There are more than 10,000 stupas or chortens and more than 2,000 monasteries in the kingdom, many built centuries ago in honor of the teachings of Buddhism. Some are national treasures like the Taktsang, the Tiger''s Nest built on a sheer craggy cliff face as if grounded on the deep faith of its people.
The hermitages that are built high above some of these sacred sites are a marvel to see; many of them are huts in traditional architecture providing shelter to meditation practitioners amidst deep nature.
Spiritual seekers will find numerous spiritual sites throughout Bhutan. Some are within easy reach or a few hours'' walk, and others require a bit of a trek or climb but it is always satisfying to reach the tops of the numerous monasteries that mark Bhutan''s landscape and to take a moment to contemplate on top of the world.
The tsechus, local community festivals and the sacred architecture represented by the various stupas and mani walls, are a constant reminder that in Bhutan, spirituality is still a way of life despite a fast changing world.

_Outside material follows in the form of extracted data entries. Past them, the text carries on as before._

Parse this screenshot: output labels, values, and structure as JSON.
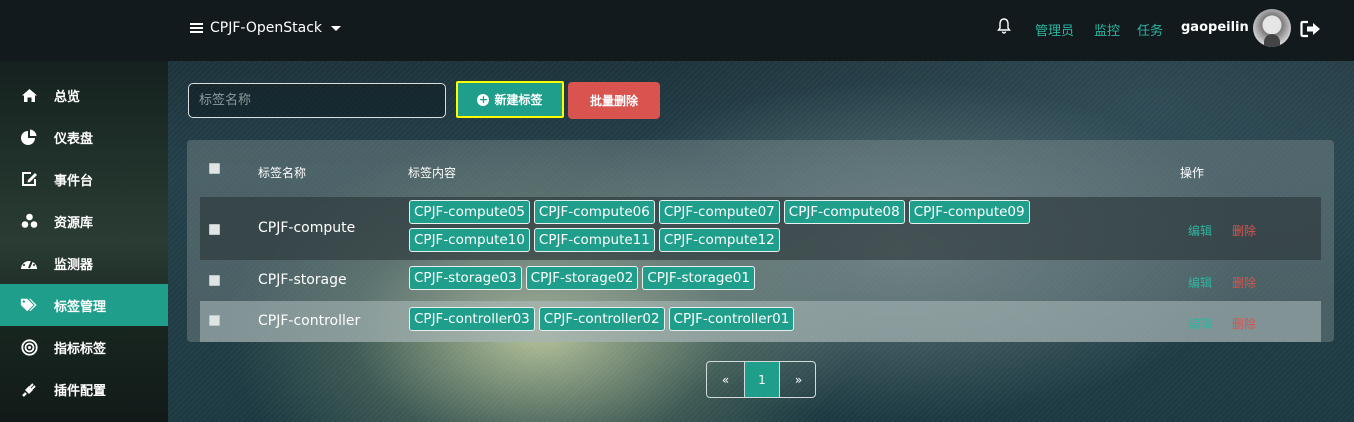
{
  "header": {
    "project_name": "CPJF-OpenStack",
    "links": [
      "管理员",
      "监控",
      "任务"
    ],
    "username": "gaopeilin",
    "accent_color": "#2db6a1"
  },
  "sidebar": {
    "items": [
      {
        "label": "总览",
        "icon": "home-icon"
      },
      {
        "label": "仪表盘",
        "icon": "pie-chart-icon"
      },
      {
        "label": "事件台",
        "icon": "edit-icon"
      },
      {
        "label": "资源库",
        "icon": "cubes-icon"
      },
      {
        "label": "监测器",
        "icon": "dashboard-icon"
      },
      {
        "label": "标签管理",
        "icon": "tags-icon",
        "active": true
      },
      {
        "label": "指标标签",
        "icon": "bullseye-icon"
      },
      {
        "label": "插件配置",
        "icon": "plug-icon"
      }
    ]
  },
  "toolbar": {
    "search_placeholder": "标签名称",
    "new_label": "新建标签",
    "batch_delete_label": "批量删除"
  },
  "table": {
    "headers": {
      "name": "标签名称",
      "content": "标签内容",
      "actions": "操作"
    },
    "edit_label": "编辑",
    "delete_label": "删除",
    "rows": [
      {
        "name": "CPJF-compute",
        "tags": [
          "CPJF-compute05",
          "CPJF-compute06",
          "CPJF-compute07",
          "CPJF-compute08",
          "CPJF-compute09",
          "CPJF-compute10",
          "CPJF-compute11",
          "CPJF-compute12"
        ]
      },
      {
        "name": "CPJF-storage",
        "tags": [
          "CPJF-storage03",
          "CPJF-storage02",
          "CPJF-storage01"
        ]
      },
      {
        "name": "CPJF-controller",
        "tags": [
          "CPJF-controller03",
          "CPJF-controller02",
          "CPJF-controller01"
        ]
      }
    ]
  },
  "pagination": {
    "prev": "«",
    "current": "1",
    "next": "»"
  }
}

Bhutan is the last bastion of Vajrayana Buddhism, a spiritual practice that is known to be one of the most profound schools of teaching in the Buddhist world. The sacred monasteries that sit precariously on sheer cliffs, the fluttering prayer flags that line the high ridges, the red-robed monks who chant through the day and night, give this kingdom an aura that comes from another time.
The people of Bhutan have drawn a rich culture from this heritage and made it the essence of their unique identity. They have decided that man can only survive, and truly live, by being in touch with the past. The onslaught of globalization is balanced with the values that have kept human society together through the ages.

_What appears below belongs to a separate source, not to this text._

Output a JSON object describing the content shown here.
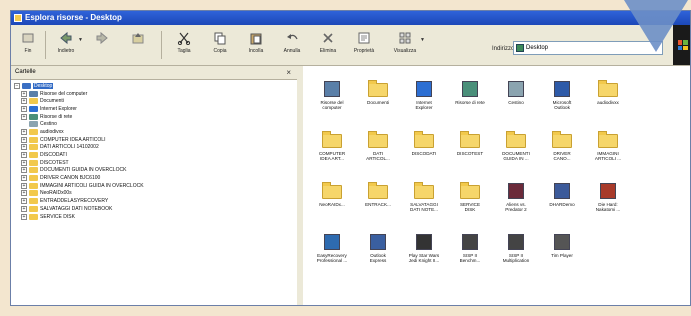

It is no surprise that the main goal in life for the Bhutanese people is happiness. Even the mandate of the modern Bhutanese state is Gross National Happiness. In translation, this means that economic development, a goal for much of humanity, is only a means to the real goal of happiness.
The kingdom of Bhutan, today, may be man’s last unventured destination. That is how the Bhutanese people would like to keep it. Thus the carefully controlled tourism policy of the Bhutanese government that says, in essence: take nothing but pictures, leave nothing but footsteps.